Emerging medical device cybersecurity regulations in China, Japan and Singapore
This session presents key aspects of emerging medical device cybersecurity regulations in China, Japan, and Singapore. The innovation of medical devices and their interconnectivity with healthcare systems and the internet has raised concerns over patient safety, data security, and the potential for cyberattacks. To address these issues, global regulatory bodies are implementing cybersecurity regulations. Cybersecurity regulations in the US and EU are still evolving, but they are comprehensive and cover a range of issues related to medical device cybersecurity. Medical device cybersecurity regulations are emerging in China, Japan, and Singapore and cover only limited requirements. The session will enable regulatory affairs professionals to identify and apply key cybersecurity regulations requirements for market authorization in China, Japan and Singapore.

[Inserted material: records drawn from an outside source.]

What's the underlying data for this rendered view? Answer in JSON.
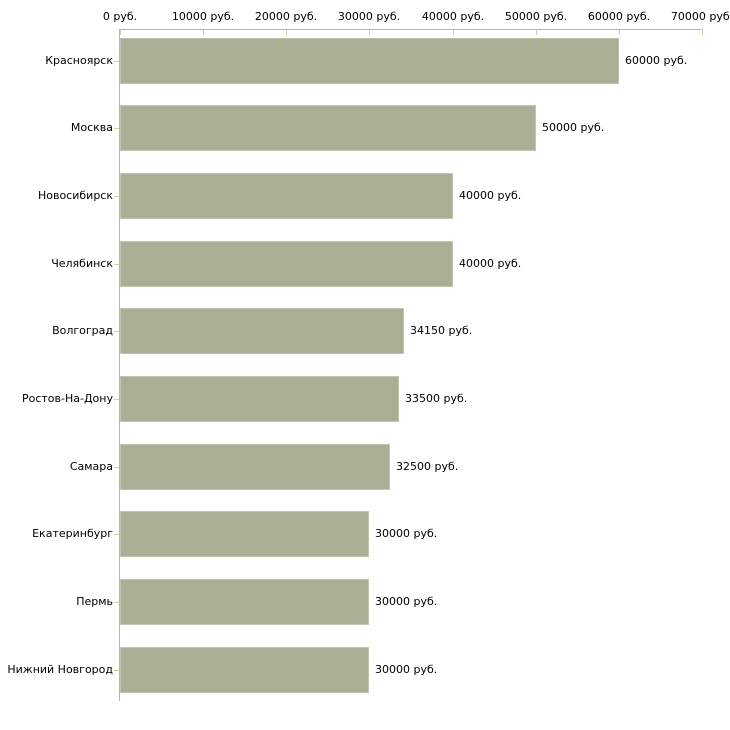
{
  "chart_data": {
    "type": "bar",
    "orientation": "horizontal",
    "title": "",
    "xlabel": "",
    "ylabel": "",
    "unit": "руб.",
    "xlim": [
      0,
      70000
    ],
    "grid": false,
    "legend": null,
    "x_tick_values": [
      0,
      10000,
      20000,
      30000,
      40000,
      50000,
      60000,
      70000
    ],
    "x_tick_labels": [
      "0 руб.",
      "10000 руб.",
      "20000 руб.",
      "30000 руб.",
      "40000 руб.",
      "50000 руб.",
      "60000 руб.",
      "70000 руб."
    ],
    "categories": [
      "Красноярск",
      "Москва",
      "Новосибирск",
      "Челябинск",
      "Волгоград",
      "Ростов-На-Дону",
      "Самара",
      "Екатеринбург",
      "Пермь",
      "Нижний Новгород"
    ],
    "values": [
      60000,
      50000,
      40000,
      40000,
      34150,
      33500,
      32500,
      30000,
      30000,
      30000
    ],
    "value_labels": [
      "60000 руб.",
      "50000 руб.",
      "40000 руб.",
      "40000 руб.",
      "34150 руб.",
      "33500 руб.",
      "32500 руб.",
      "30000 руб.",
      "30000 руб.",
      "30000 руб."
    ],
    "colors": {
      "background": "#ffffff",
      "bar": "#a9af94",
      "bar_border": "#c2c5ad",
      "axis_line": "#b6b6ae",
      "tick_mark": "#cfd2a6",
      "text": "#000000"
    }
  }
}
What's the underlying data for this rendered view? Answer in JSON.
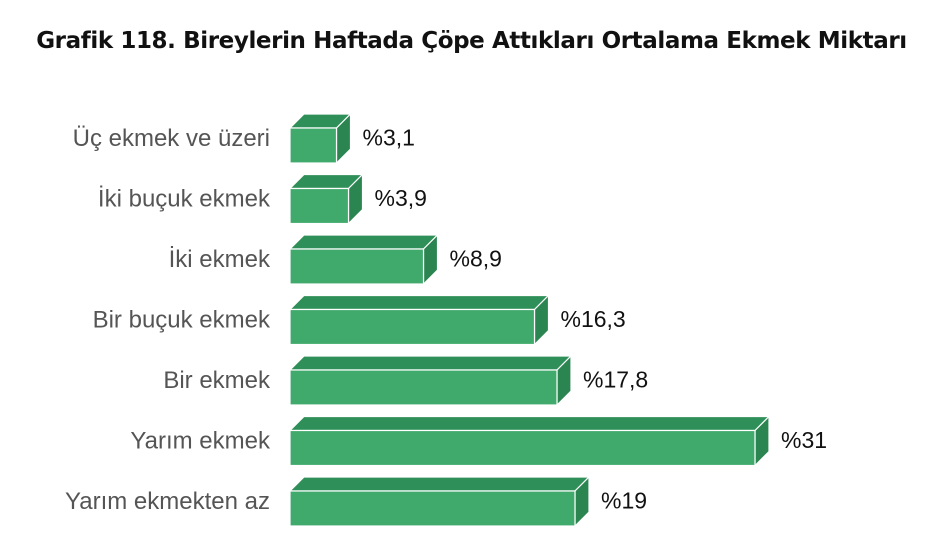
{
  "title": "Grafik 118. Bireylerin Haftada Çöpe Attıkları Ortalama Ekmek Miktarı",
  "colors": {
    "bar_front": "#3faa6c",
    "bar_top": "#2f8f58",
    "bar_side": "#2a8550",
    "bar_edge": "#ffffff"
  },
  "chart_data": {
    "type": "bar",
    "orientation": "horizontal",
    "title": "Grafik 118. Bireylerin Haftada Çöpe Attıkları Ortalama Ekmek Miktarı",
    "categories": [
      "Üç ekmek ve üzeri",
      "İki buçuk ekmek",
      "İki ekmek",
      "Bir buçuk ekmek",
      "Bir ekmek",
      "Yarım ekmek",
      "Yarım ekmekten az"
    ],
    "values": [
      3.1,
      3.9,
      8.9,
      16.3,
      17.8,
      31,
      19
    ],
    "value_labels": [
      "%3,1",
      "%3,9",
      "%8,9",
      "%16,3",
      "%17,8",
      "%31",
      "%19"
    ],
    "unit": "%",
    "xlim": [
      0,
      31
    ],
    "grid": false,
    "legend": "none",
    "style": "3d"
  }
}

Regulatory Framework of Medical Devices using AI in China
This session will introduce China's regulations for AI medical devices. It will provide insights into the latest guidance and key considerations on AI medical devices from NMPA (National Medical Products Administration), focusing on definitions, classification criteria and lifecycle. Furthermore, topics such as continuous learning and explainability of AI medical devices will be discussed from a practical regulatory standpoint.
Learning Objectives:
- The participant will have the knowledge of definitions and classification rules of software as medical device and software used in medical devices in China and Japan. The participants will have a better understanding of the difference between the two types of software. Although it may differ in each case, the guidance and examples provided would help the participants accessing the products
- The participant will be able to identify medical device cybersecurity requirements for China, Japan and Singapore and how it compares to regulations in the US and EU, as well as the Future developments and implications as it relates to cybersecurity in medical devices.
- The participant will be able to describe the focus of each step in the AI medical device lifecycle according to China’s regulatory framework. The participant will be able to define if a software using AI is an AI Medical Device in China and to determine its risk class. In addition, the participant will be able to describe at least three key considerations when evaluating AI medical devices in China.